To the Editor:

I lack words to denounce properly the column (“Student visa controls benefit U.S. citizens, foreigners,” 12/4).

My question is simply this: Has Meghan Clyne ’03 stopped to consider that the kinds of policies she endorses in her article would be inevitably intertwined with snap judgments associated with race, ethnicity and even social background, however much she would like to deny it?

It is naive to say that, in the wake of the events of Sept.11, immigration officials will not find themselves tempted to make such judgments.

It is hard enough to obtain a student visa. As an international student myself, I remember how difficult and arduous it was to get my F-1 status.

If the restrictions Clyne proposes are put in place, acquiring visas will become such a daunting task that many qualified international students will throw their hands up in despair.

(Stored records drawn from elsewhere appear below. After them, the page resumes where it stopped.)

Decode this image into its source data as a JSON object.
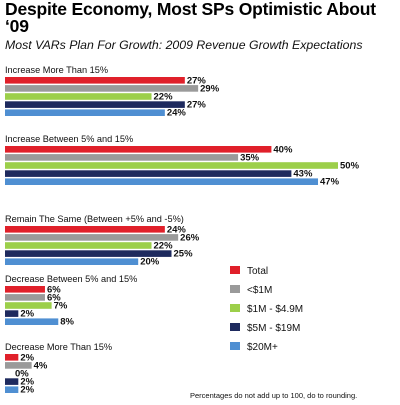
{
  "title": "Despite Economy, Most SPs Optimistic About ‘09",
  "subtitle": "Most VARs Plan For Growth: 2009 Revenue Growth Expectations",
  "footnote": "Percentages do not add up to 100, do to rounding.",
  "chart_data": {
    "type": "bar",
    "orientation": "horizontal",
    "categories": [
      "Increase More Than 15%",
      "Increase Between 5% and 15%",
      "Remain The Same (Between +5% and -5%)",
      "Decrease Between 5% and 15%",
      "Decrease More Than 15%"
    ],
    "series": [
      {
        "name": "Total",
        "color": "#e0202a",
        "values": [
          27,
          40,
          24,
          6,
          2
        ]
      },
      {
        "name": "<$1M",
        "color": "#9a9a9a",
        "values": [
          29,
          35,
          26,
          6,
          4
        ]
      },
      {
        "name": "$1M - $4.9M",
        "color": "#9ccf4a",
        "values": [
          22,
          50,
          22,
          7,
          0
        ]
      },
      {
        "name": "$5M - $19M",
        "color": "#1e2a5e",
        "values": [
          27,
          43,
          25,
          2,
          2
        ]
      },
      {
        "name": "$20M+",
        "color": "#4f8fd2",
        "values": [
          24,
          47,
          20,
          8,
          2
        ]
      }
    ],
    "value_suffix": "%",
    "legend_position": "right",
    "grid": false
  }
}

Has Clyne also stopped to consider that it is not the lack of restrictions, interviews, paperwork and just overall bureaucracy that is the problem here, but rather the cavalier attitude of immigration officials that might be at fault?

There are already plenty of restrictions, interviews and paperwork to be found within the visa process, and they should be enough to screen out potentially dangerous candidates, if they are taken seriously and dealt with in the appropriate manner.

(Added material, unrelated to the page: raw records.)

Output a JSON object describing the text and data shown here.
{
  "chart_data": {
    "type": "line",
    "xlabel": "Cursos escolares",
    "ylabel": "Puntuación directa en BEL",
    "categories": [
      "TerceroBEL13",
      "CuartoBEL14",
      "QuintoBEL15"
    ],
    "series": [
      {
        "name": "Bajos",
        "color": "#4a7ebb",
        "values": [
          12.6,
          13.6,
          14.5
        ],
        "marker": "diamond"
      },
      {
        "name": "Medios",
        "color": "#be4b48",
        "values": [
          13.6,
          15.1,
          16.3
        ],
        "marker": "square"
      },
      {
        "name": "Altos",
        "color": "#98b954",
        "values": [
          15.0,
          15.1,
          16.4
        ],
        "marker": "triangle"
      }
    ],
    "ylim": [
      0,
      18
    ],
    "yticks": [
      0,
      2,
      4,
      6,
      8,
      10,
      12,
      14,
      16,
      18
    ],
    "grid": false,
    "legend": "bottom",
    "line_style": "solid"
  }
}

The visa process is already difficult enough without adding to it the additional injury of becoming suspect simply because of wanting to obtain an education at an American institution.

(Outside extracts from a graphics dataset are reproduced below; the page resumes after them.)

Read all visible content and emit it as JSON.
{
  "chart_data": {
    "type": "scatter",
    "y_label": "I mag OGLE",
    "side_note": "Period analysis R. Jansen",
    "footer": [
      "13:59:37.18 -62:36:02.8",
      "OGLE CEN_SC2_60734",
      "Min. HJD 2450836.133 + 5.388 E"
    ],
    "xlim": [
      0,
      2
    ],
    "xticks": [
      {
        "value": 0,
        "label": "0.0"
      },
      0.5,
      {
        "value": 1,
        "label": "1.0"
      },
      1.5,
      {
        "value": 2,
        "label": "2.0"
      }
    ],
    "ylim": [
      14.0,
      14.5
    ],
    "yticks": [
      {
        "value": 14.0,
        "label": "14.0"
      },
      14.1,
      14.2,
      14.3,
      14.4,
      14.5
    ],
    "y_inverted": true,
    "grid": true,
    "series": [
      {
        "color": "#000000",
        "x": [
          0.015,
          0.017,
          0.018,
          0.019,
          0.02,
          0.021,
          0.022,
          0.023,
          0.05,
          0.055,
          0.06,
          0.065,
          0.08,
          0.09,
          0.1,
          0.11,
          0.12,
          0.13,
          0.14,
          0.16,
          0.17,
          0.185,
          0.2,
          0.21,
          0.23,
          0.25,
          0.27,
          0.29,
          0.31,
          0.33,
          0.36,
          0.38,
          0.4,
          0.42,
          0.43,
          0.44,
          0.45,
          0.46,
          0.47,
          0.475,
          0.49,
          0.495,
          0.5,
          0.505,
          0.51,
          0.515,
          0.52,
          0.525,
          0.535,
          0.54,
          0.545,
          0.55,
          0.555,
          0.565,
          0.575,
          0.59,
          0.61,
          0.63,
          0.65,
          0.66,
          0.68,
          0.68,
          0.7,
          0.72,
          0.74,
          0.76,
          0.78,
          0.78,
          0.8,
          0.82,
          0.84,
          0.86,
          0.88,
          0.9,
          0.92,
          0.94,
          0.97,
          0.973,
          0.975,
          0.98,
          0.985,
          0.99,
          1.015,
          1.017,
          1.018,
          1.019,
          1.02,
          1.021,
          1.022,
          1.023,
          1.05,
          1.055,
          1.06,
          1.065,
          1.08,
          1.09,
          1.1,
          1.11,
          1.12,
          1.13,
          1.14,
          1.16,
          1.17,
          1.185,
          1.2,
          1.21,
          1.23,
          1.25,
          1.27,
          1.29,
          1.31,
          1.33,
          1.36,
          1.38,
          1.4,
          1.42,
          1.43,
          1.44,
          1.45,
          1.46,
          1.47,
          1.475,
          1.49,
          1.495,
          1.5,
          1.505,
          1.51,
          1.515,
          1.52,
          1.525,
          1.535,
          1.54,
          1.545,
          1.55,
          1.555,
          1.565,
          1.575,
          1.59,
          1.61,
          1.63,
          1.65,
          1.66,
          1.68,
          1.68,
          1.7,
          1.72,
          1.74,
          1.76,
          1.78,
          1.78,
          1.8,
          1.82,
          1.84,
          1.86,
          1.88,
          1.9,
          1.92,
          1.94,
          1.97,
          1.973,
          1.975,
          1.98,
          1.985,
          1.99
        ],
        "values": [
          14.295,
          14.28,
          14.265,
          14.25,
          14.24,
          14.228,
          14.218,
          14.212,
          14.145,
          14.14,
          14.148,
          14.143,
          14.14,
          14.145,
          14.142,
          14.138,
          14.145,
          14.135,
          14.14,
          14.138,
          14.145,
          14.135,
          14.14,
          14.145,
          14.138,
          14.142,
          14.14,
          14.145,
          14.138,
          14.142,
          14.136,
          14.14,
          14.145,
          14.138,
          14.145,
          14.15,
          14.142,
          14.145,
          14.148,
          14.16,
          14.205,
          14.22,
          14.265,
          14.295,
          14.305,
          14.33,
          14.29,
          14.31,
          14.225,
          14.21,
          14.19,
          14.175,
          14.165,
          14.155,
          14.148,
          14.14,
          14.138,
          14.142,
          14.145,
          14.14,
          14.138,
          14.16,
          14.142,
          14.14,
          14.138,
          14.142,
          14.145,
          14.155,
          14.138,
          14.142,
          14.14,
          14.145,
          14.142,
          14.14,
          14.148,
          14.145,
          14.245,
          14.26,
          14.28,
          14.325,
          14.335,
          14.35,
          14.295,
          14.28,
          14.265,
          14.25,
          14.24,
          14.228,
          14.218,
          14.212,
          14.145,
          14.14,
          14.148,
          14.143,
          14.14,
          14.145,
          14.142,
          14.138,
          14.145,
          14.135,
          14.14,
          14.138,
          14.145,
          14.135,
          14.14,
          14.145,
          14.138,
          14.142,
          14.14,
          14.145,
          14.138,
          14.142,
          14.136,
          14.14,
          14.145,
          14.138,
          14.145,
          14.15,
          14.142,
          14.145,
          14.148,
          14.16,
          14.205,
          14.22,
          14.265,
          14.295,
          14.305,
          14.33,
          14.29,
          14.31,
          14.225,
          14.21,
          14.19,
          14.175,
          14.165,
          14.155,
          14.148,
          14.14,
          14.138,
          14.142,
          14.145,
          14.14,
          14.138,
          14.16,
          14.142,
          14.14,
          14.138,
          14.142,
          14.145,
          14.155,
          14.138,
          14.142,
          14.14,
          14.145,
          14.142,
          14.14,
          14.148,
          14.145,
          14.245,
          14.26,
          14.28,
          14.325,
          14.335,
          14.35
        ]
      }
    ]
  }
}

I wonder how someone who claims to not only be interested in, but also supportive of, studying in foreign countries could advocate such policies. I’m sure that if Clyne were to find herself under the scrutiny of the restrictions that she is proposing, she would not only think twice about studying abroad, but would also find herself greatly insulted by the insinuation that she was, by the mere act of trying to gain academic entry into a country, somehow connected with terrorist plots.

The last time I checked, coming from overseas was not a crime, and it should not be treated as such.

Americans are not treated as a ticking bomb when requesting entry to other countries, and it is not because there are no “bad people” to be found in the United States — it is because they do not fall under suspicion by the mere fact of their being foreign.

The United States should find it within itself to issue the same respect to international students seeking to study here.

While I deem it a great privilege and an amazing opportunity to study here at Yale, I find it neither great nor amazing to find myself confronted with opinions such as Clyne’s at an institution that is supposed to foster better and more productive ideas.